I am generally first shooter (or right of denial) as I now fly in from MI and the rest of our crew lives in/near Denver. So I get ready with my shooting sticks and we pop over the crest.
There they are, at 175 yards just looking at us. I get my scope on the buck but I have the "first-shooter-shakes" and just don't feel good about it and elect to pass. Then the group hightails it up higher into the bowl.
After about 1 minute I realize that I have calmed down and was pissed I passed up a shot at a mature goat on a low numbers year. So, I whip the bi-pod out of my pack, screw it on and go prone with my lumbar pack as a rear rest.
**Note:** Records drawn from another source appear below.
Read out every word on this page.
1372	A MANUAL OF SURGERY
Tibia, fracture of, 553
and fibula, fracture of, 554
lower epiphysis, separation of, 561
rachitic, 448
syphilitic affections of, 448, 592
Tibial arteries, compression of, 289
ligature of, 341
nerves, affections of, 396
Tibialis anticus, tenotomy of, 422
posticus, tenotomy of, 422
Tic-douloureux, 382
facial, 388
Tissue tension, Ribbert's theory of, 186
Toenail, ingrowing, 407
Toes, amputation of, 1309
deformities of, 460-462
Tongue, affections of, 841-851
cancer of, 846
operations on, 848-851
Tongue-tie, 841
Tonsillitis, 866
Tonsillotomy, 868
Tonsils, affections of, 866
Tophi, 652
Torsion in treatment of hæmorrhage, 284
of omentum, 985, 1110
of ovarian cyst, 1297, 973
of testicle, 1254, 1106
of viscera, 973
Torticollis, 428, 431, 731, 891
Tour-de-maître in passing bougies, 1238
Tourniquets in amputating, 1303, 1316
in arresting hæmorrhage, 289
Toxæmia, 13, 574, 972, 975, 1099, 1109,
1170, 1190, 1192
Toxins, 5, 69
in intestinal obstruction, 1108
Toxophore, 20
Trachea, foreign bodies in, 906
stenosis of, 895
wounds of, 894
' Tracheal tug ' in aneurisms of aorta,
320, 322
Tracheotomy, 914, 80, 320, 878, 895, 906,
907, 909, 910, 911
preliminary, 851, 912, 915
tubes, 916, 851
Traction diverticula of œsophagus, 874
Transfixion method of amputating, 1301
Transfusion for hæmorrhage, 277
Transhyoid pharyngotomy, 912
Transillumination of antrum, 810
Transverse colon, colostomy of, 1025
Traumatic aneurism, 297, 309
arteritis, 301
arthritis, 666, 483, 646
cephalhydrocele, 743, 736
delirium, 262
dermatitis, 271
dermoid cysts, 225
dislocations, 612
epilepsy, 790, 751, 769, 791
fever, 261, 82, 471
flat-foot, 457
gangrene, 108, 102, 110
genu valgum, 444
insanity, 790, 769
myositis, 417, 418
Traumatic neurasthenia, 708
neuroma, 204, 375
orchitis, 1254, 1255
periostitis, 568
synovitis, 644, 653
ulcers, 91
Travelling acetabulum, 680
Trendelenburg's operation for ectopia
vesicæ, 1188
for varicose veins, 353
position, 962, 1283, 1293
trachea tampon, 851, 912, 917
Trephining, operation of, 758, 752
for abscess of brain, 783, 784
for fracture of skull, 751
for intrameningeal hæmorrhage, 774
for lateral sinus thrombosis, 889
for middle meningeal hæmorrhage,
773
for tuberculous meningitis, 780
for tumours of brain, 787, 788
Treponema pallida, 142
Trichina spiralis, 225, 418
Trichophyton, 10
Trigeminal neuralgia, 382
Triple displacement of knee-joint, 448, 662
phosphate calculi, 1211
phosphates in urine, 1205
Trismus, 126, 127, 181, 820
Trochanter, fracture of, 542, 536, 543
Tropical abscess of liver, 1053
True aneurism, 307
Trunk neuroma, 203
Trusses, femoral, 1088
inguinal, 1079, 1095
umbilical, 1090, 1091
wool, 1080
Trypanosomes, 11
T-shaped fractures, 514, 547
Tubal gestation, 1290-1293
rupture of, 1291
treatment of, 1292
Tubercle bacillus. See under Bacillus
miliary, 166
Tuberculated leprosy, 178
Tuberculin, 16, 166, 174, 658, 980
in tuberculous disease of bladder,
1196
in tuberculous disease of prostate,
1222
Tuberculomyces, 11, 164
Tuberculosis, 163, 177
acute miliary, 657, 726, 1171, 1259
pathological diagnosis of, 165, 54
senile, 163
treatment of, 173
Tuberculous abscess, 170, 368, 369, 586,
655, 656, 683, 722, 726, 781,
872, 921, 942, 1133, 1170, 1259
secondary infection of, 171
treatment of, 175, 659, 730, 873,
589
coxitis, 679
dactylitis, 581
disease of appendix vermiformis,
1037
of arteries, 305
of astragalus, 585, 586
My buddies are ranging the buck at 507 with my Leica 1200, so I dial the CDS to 490 to compensate for the uphill shot and settled it. I felt super steady and there was no hint of wind. He was at ease and feeding and slightly quartering away facing right. I fire - coming out of the recoil in time to see a reaction to a hit and he runs about 20-30 yards and pauses, quartering slightly away and left - I fire again. Another hit and he drops.
Turns out both were perfect hits going in behind the shoulder and out the neck - and so the shots both criss-crossed the vitals leaving two 2" exit holes out both sides of the neck. I was pleased with the bullet performance and placement. We dressed him out and quartered him as the sun continued to rise. The hike back was long, but we were all smiles.
(My favorite pic of the trip)
Win 70, Classic SS short action
23" Pac-Nor in 308 win
Mickey Bridges Pattern EDGE
PT&G bottom metal
VX3 2.5-8x36 CDS
155 Scenar, Varget, Lapua brass
Next up was my buddy Brian who got on a nice buck on a small tract of state land, right off the main road and dropped him at 206 yards. Drove the truck right up to him, cracked a beer and dressed it from the tailgate hoist with some J. Cash playing in the background...livin' well.
Marlin XS7 - 308 Win
165gr Hornady BTSP/Varget
VX2 2-7x33 CDS
Next up we spotted some does on state land and my other buddy did not feel comfortable with the distance with his new rig only a few weeks old and sighted in the day before - so I opted to take a poke with my new rifle that just so happened to shoot a VERY tight group with the first plain jane factory fodder that I tried the week prior.
So, this little lady succumbed to a rifle that had waited 55 years for it's first kill.
1958 Model 70 Featherweight
130 win PPs
Snow - hail - sleet - 50mph winds
But, with an area rich with broken and varied terrain we were able to stalk within 150-175 yards for both of my buddies other tags and were tagged out by 1pm and headed for camp and a nice 12yr single malt around the campfire.
Marlin XS7 - 308
Model 70 SS Classic
This doe was taken while bedded after an epic stalk down a drainage through some dense brush. A great end to the hunt.
Next year through - we might try for elk in this same area if we can draw tags.